The fix turns it back into the cost win people expect. For wider context on running Claude on free local hardware, see the OpenClaw Ollama free setup walkthrough, which assumes the KV cache is working.

When This Fix Will Not Help

If your local LLM is slow and the attribution header fix does not change anything, the bottleneck is somewhere else. Here are the other usual culprits in rough order of how often I hit them on setup calls.

First, check that your inference server supports prompt caching at all. llama.cpp has it on by default in recent builds. Ollama enables it per-model.

vLLM needs explicit flag configuration. LM Studio has a toggle in the server settings. No cache support means no cache hits, with or without the fix.

Second, confirm your model’s context window is not being truncated before the cache can apply. If you are sending a 32k prompt to a model configured for 8k context, the server silently drops the oldest tokens every turn, and the cache cannot match what is left. Raise the context window in the inference server config.

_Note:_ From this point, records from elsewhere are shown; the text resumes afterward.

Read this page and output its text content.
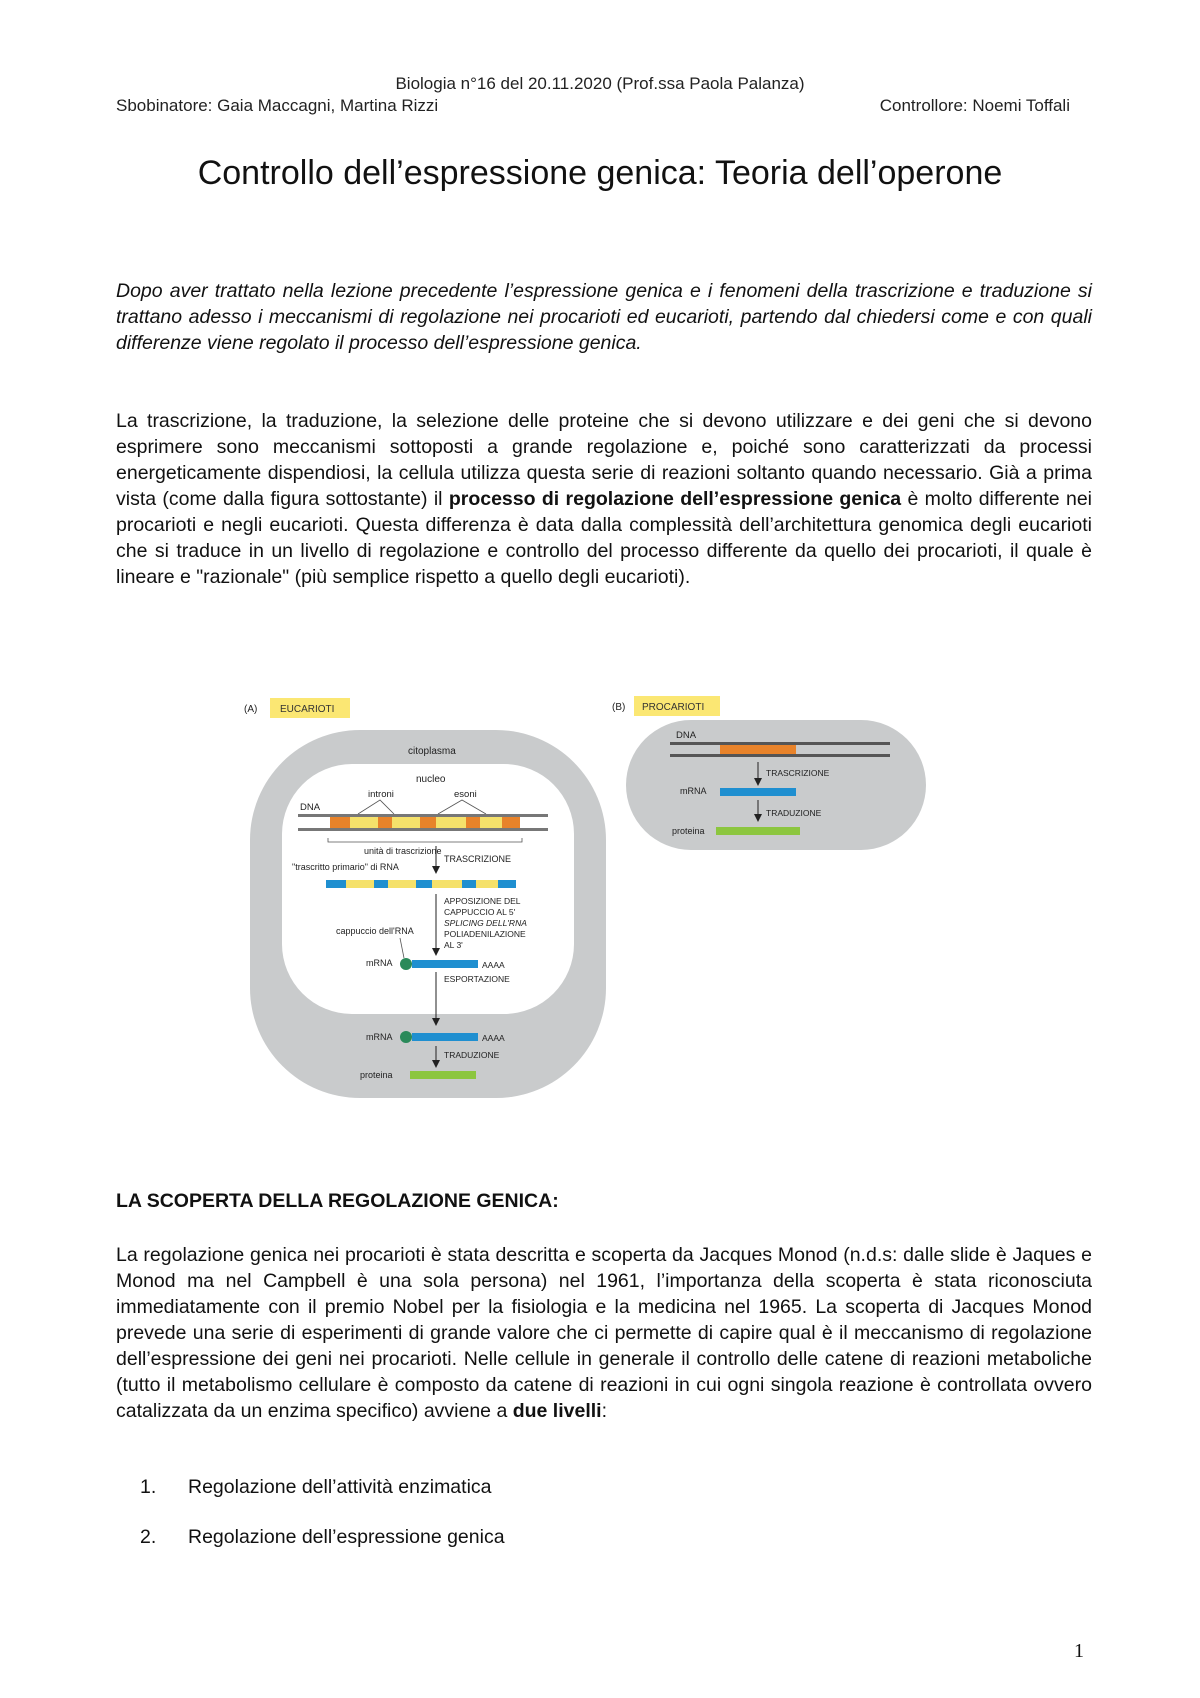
Biologia n°16 del 20.11.2020 (Prof.ssa Paola Palanza)
Sbobinatore: Gaia Maccagni, Martina Rizzi	Controllore: Noemi Toffali
Controllo dell’espressione genica: Teoria dell’operone
Dopo aver trattato nella lezione precedente l’espressione genica e i fenomeni della trascrizione e traduzione si trattano adesso i meccanismi di regolazione nei procarioti ed eucarioti, partendo dal chiedersi come e con quali differenze viene regolato il processo dell’espressione genica.
La trascrizione, la traduzione, la selezione delle proteine che si devono utilizzare e dei geni che si devono esprimere sono meccanismi sottoposti a grande regolazione e, poiché sono caratterizzati da processi energeticamente dispendiosi, la cellula utilizza questa serie di reazioni soltanto quando necessario. Già a prima vista (come dalla figura sottostante) il processo di regolazione dell’espressione genica è molto differente nei procarioti e negli eucarioti. Questa differenza è data dalla complessità dell’architettura genomica degli eucarioti che si traduce in un livello di regolazione e controllo del processo differente da quello dei procarioti, il quale è lineare e "razionale" (più semplice rispetto a quello degli eucarioti).
(A) EUCARIOTI
citoplasma
nucleo
introni	esoni
DNA
unità di trascrizione
TRASCRIZIONE
"trascritto primario" di RNA
APPOSIZIONE DEL
CAPPUCCIO AL 5'
SPLICING DELL'RNA
POLIADENILAZIONE
AL 3'
cappuccio dell'RNA
mRNA	AAAA
ESPORTAZIONE
mRNA	AAAA
TRADUZIONE
proteina
(B) PROCARIOTI
DNA
TRASCRIZIONE
mRNA
TRADUZIONE
proteina
LA SCOPERTA DELLA REGOLAZIONE GENICA:
La regolazione genica nei procarioti è stata descritta e scoperta da Jacques Monod (n.d.s: dalle slide è Jaques e Monod ma nel Campbell è una sola persona) nel 1961, l’importanza della scoperta è stata riconosciuta immediatamente con il premio Nobel per la fisiologia e la medicina nel 1965. La scoperta di Jacques Monod prevede una serie di esperimenti di grande valore che ci permette di capire qual è il meccanismo di regolazione dell’espressione dei geni nei procarioti. Nelle cellule in generale il controllo delle catene di reazioni metaboliche (tutto il metabolismo cellulare è composto da catene di reazioni in cui ogni singola reazione è controllata ovvero catalizzata da un enzima specifico) avviene a due livelli:
1.	Regolazione dell’attività enzimatica
2.	Regolazione dell’espressione genica
1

Third, rule out disk-bound paging. If you are running a model that does not fit in VRAM and the server is paging layers between disk and GPU, every turn reloads weights and no client-side fix will help. nvidia-smi or the server’s own memory log will tell you.

The attribution header fix is the single highest-leverage change I know for this setup, but it is not a universal cure. If you still see slow follow-ups after applying it and verifying through the server log, the problem is further down the stack. For a broader local LLM setup walkthrough, check that guide and come back to the header fix if latency specifically drops on first prompts but spikes on follow-ups.

Frequently Asked Questions

Does this fix break anything in Claude Code?

Setting CLAUDECODEATTRIBUTION_HEADER to zero disables an attribution marker that Anthropic uses for usage analytics on their own API. If you only use Claude Code with local models, there is no observable downside. If you use it with both local and Anthropic endpoints, you lose a small amount of telemetry on the Anthropic side.

Will Anthropic fix this upstream?

As of April 2026, there is no public statement from Anthropic about changing the default. The env var workaround has existed since Claude Code’s early versions, which suggests the header is intentional for the Anthropic API use case. The way I see it, local LLM users are a small enough fraction of the user base that a proper fix is unlikely soon.

Does the fix work for Codex and other CLI clients?

Codex has a similar attribution header issue with a different env var name. The r/LocalLLaMA consensus as of April 2026 is that each CLI client that wraps the Anthropic Messages API format tends to prepend something. Check your client’s docs for an equivalent flag, and test with your inference server’s cache log open.

What about using Claude Code’s cloud sandbox with local models?

The sandbox mode still sends the attribution header. The env var setting propagates into the sandbox process, so the same fix applies. I tested this on a sandbox session running against a Colab-hosted vLLM endpoint and the cache reuse behavior matched the bare-metal setup.

Is this the same as the broader Claude Code usage limit bug from March 2026?

No. That was a separate server-side issue with abnormal token drain on paid tiers. The attribution header is a client-side behavior that has existed in every Claude Code version and only surfaces as a problem when you point the client at an inference server that does its own caching.

Different bug, different fix.